In many respects, the two elections are very different. But in some others, they are strikingly similar.
THE US elections are far more corrupt than ours. Inevitably so.
Since the advent of TV, they have become hugely expensive. TV ads cost a lot of money. Enough money can come only from big corporations and billionaires. Both candidates are heavily mortgaged to pressure groups and commercial interests, which they will have to serve from Day One in office.
The immense power of the pro-Israel lobby in the US derives from this fact. It's not so much about Jewish votes. It's about Jewish money.
The only way to change this is to provide the two sides free TV time and limit political TV advertising. That is highly unlikely, because the billionaires of both sides will not give up their stranglehold on the system. Why would they?
In Israel, all parties get free TV and radio time, according to their size in the outgoing Knesset (with a guaranteed minimum for newcomers). Outlays are strictly controlled. That does not prevent the same type of corruption. The same Sheldon Adelson finances both Mitt Romney and Binyamin Netanyahu. But the amount of tainted money raised and expended in Israel is much smaller.
On the other hand, we have no presidential debates. No Israeli prime minister would be so foolish as to agree to them. In the US debates, when a challenger faces the incumbent, the challenger gets a big prize right at the beginning of the first debate. Until that moment, he is a mere politician, far away from the White House. Suddenly he is raised to the status of a potential president, who looks and sounds presidential. Netanyahu would never agree to that.

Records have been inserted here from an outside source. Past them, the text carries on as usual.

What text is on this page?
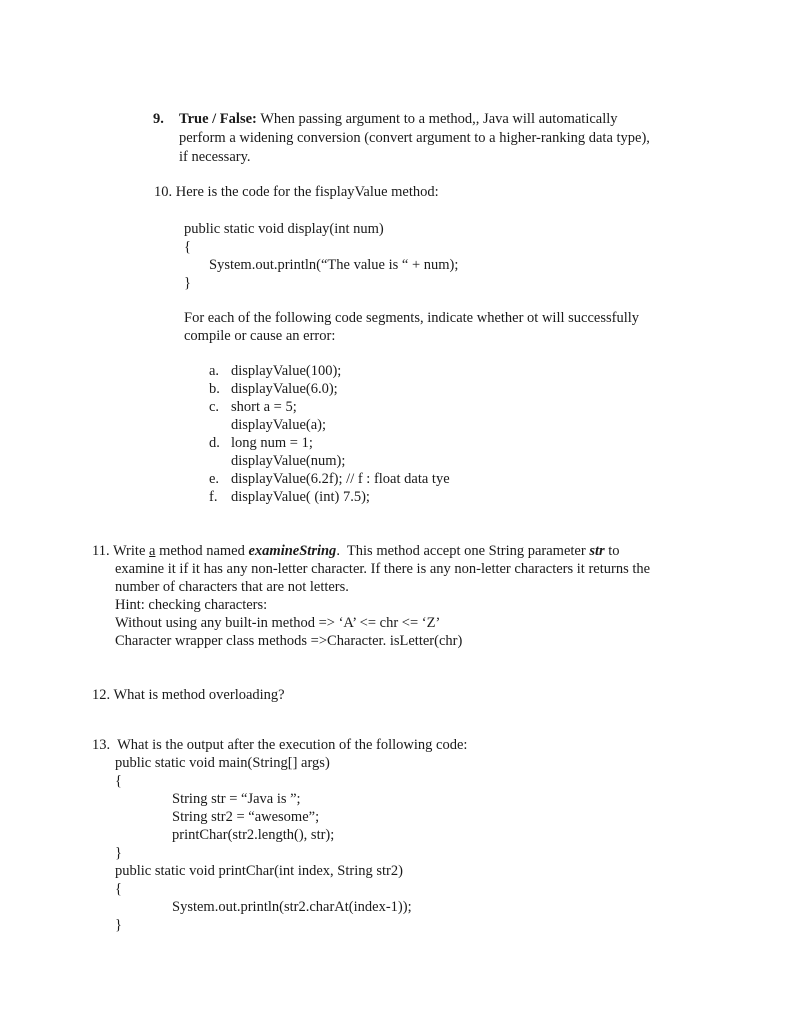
9. True / False: When passing argument to a method,, Java will automatically
perform a widening conversion (convert argument to a higher-ranking data type),
if necessary.
10. Here is the code for the fisplayValue method:
public static void display(int num)
{
System.out.println(“The value is “ + num);
}
For each of the following code segments, indicate whether ot will successfully
compile or cause an error:
a. displayValue(100);
b. displayValue(6.0);
c. short a = 5;
displayValue(a);
d. long num = 1;
displayValue(num);
e. displayValue(6.2f); // f : float data tye
f. displayValue( (int) 7.5);
11. Write a method named examineString.  This method accept one String parameter str to
examine it if it has any non-letter character. If there is any non-letter characters it returns the
number of characters that are not letters.
Hint: checking characters:
Without using any built-in method => ‘A’ <= chr <= ‘Z’
Character wrapper class methods =>Character. isLetter(chr)
12. What is method overloading?
13.  What is the output after the execution of the following code:
public static void main(String[] args)
{
String str = “Java is ”;
String str2 = “awesome”;
printChar(str2.length(), str);
}
public static void printChar(int index, String str2)
{
System.out.println(str2.charAt(index-1));
}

(By the way, Barack Obama's inept performance (the whole thing is a performance, after all) in the first debate was most glaring when Romney sneered at Obama's "green" donors. That should have been the cue for Obama to jump and attack Romney's donors. I suppose Obama was just not listening to his opponent, but thinking about his own next line -- always a fatal error in a debate.)
THE MAIN difference between the two elections corresponds to the difference between the two political systems.
The US presidential elections are competitions between two persons, winner takes all. This means, in practice, that the entire battle is for the votes of a tiny minority of "independents" (or "swing voters") in a small number of states. All the others already have a fixed opinion before the first election dollar is spent.
Who are these swing voters? It would be nice to think that they are sovereign citizens, who weigh the arguments carefully and work towards a responsible decision. Nonsense. They are the people who do not read newspapers, who don't give a damn, who must be dragged to the ballot box. Judging from the ads directed at them, many of them must be morons.
Yet these people decide who will be the next President of the United States of America.
And that's not the end of it. It should not be forgotten that the election may decide the composition of the all-powerful Supreme Court and many other centers of power.
IN ISRAEL, elections are strictly proportional. In the last elections, 33 party lists took part, and 12 passed the 2% threshold.
The next prime minister will not necessarily be the leader of the party with the most votes, but the candidate who can put together a coalition of at least 61 (out of 120) Knesset members.